We know that any Diophantine equation of the form $ax + by = c$ has either no solutions, or infinite solutions of the form:
$$x = x_0 + n\frac{b}{(a, b)}$$ $$y = y_0 - n\frac{a}{(a, b)}$$
Where $n$ is any integer, $(x_0, y_0)$ is one solution, and $(a, b)=\gcd(a, b)$.
I use this to attempt to answer the question to the best of my abilities, but I get stuck at one part:
By inspection, we can see that $8(2) + 5(-3) = 1$, and so $8(2c) + 5(-3c) = c$. Using the above equations, we find that:
$$x=2c + 5n$$ $$y=-3c - 8n$$
Knowing that both of these values will be above zero, we can set:
$$x >0$$ $$2c + 5n >0$$ $$n > \frac{-2c}{5}$$
And:
$$y>0$$ $$-3c-8n>0$$ $$n<\frac{-3c}{8}$$
Thus, $\frac{-2c}{5}<n<\frac{-3c}{8}$ will yield positive solutions.

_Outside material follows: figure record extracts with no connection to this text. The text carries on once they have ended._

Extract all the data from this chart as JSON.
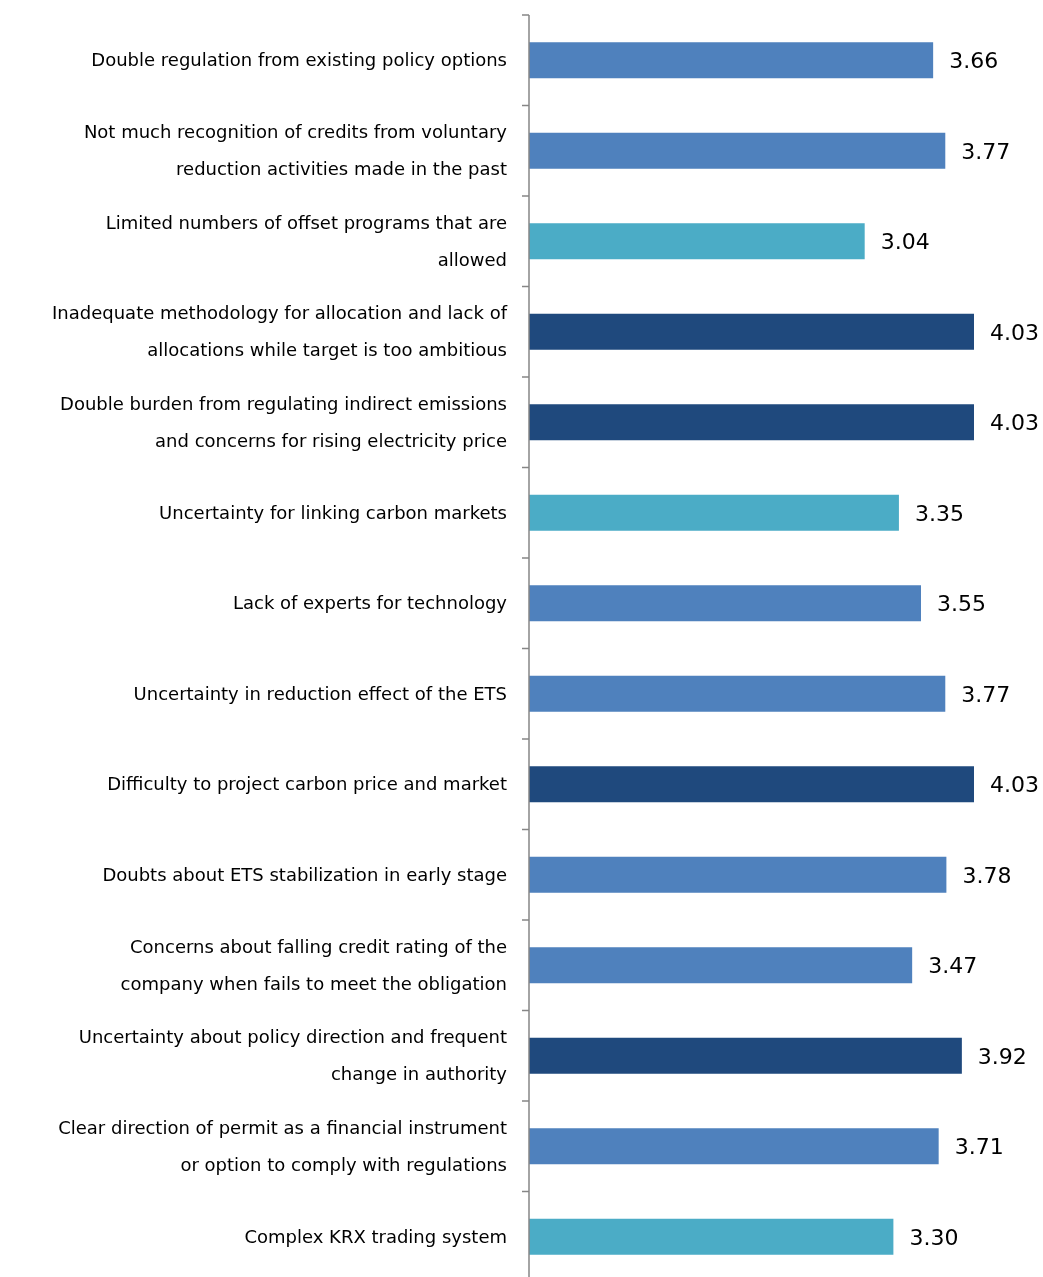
{
  "chart_data": {
    "type": "bar",
    "orientation": "horizontal",
    "categories": [
      "Double regulation from existing policy options",
      "Not much recognition of credits from voluntary\nreduction activities made in the past",
      "Limited numbers of offset programs that are\nallowed",
      "Inadequate methodology for allocation and lack of\nallocations while target is too ambitious",
      "Double burden from regulating indirect emissions\nand concerns for rising electricity price",
      "Uncertainty for linking carbon markets",
      "Lack of experts for technology",
      "Uncertainty in reduction effect of the ETS",
      "Difficulty to project carbon price and market",
      "Doubts about ETS stabilization in early stage",
      "Concerns about falling credit rating of the\ncompany when fails to meet the obligation",
      "Uncertainty about policy direction and frequent\nchange in authority",
      "Clear direction of permit as a financial instrument\nor option to comply with regulations",
      "Complex KRX trading system"
    ],
    "values": [
      3.66,
      3.77,
      3.04,
      4.03,
      4.03,
      3.35,
      3.55,
      3.77,
      4.03,
      3.78,
      3.47,
      3.92,
      3.71,
      3.3
    ],
    "value_labels": [
      "3.66",
      "3.77",
      "3.04",
      "4.03",
      "4.03",
      "3.35",
      "3.55",
      "3.77",
      "4.03",
      "3.78",
      "3.47",
      "3.92",
      "3.71",
      "3.30"
    ],
    "colors": [
      "#4f81bd",
      "#4f81bd",
      "#4bacc6",
      "#1f497d",
      "#1f497d",
      "#4bacc6",
      "#4f81bd",
      "#4f81bd",
      "#1f497d",
      "#4f81bd",
      "#4f81bd",
      "#1f497d",
      "#4f81bd",
      "#4bacc6"
    ]
  }
}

However, we only want one positive solution. Here's where I get stuck.
Am I able to simply say $\frac{-2c}{5}+1 =\frac{-3c}{8}$? Because it may be that the difference is slightly more than $1$, and so the value of $c$ would differ; $\frac{-2c}{5} $isn't necessarily an integer. Moreover, when I do attempt to say $\frac{-2c}{5}+1 =\frac{-3c}{8}$ anyways, I finish with $-16 < n < -15$, which leaves no answer for $n$ as an integer.
I would appreciate any help.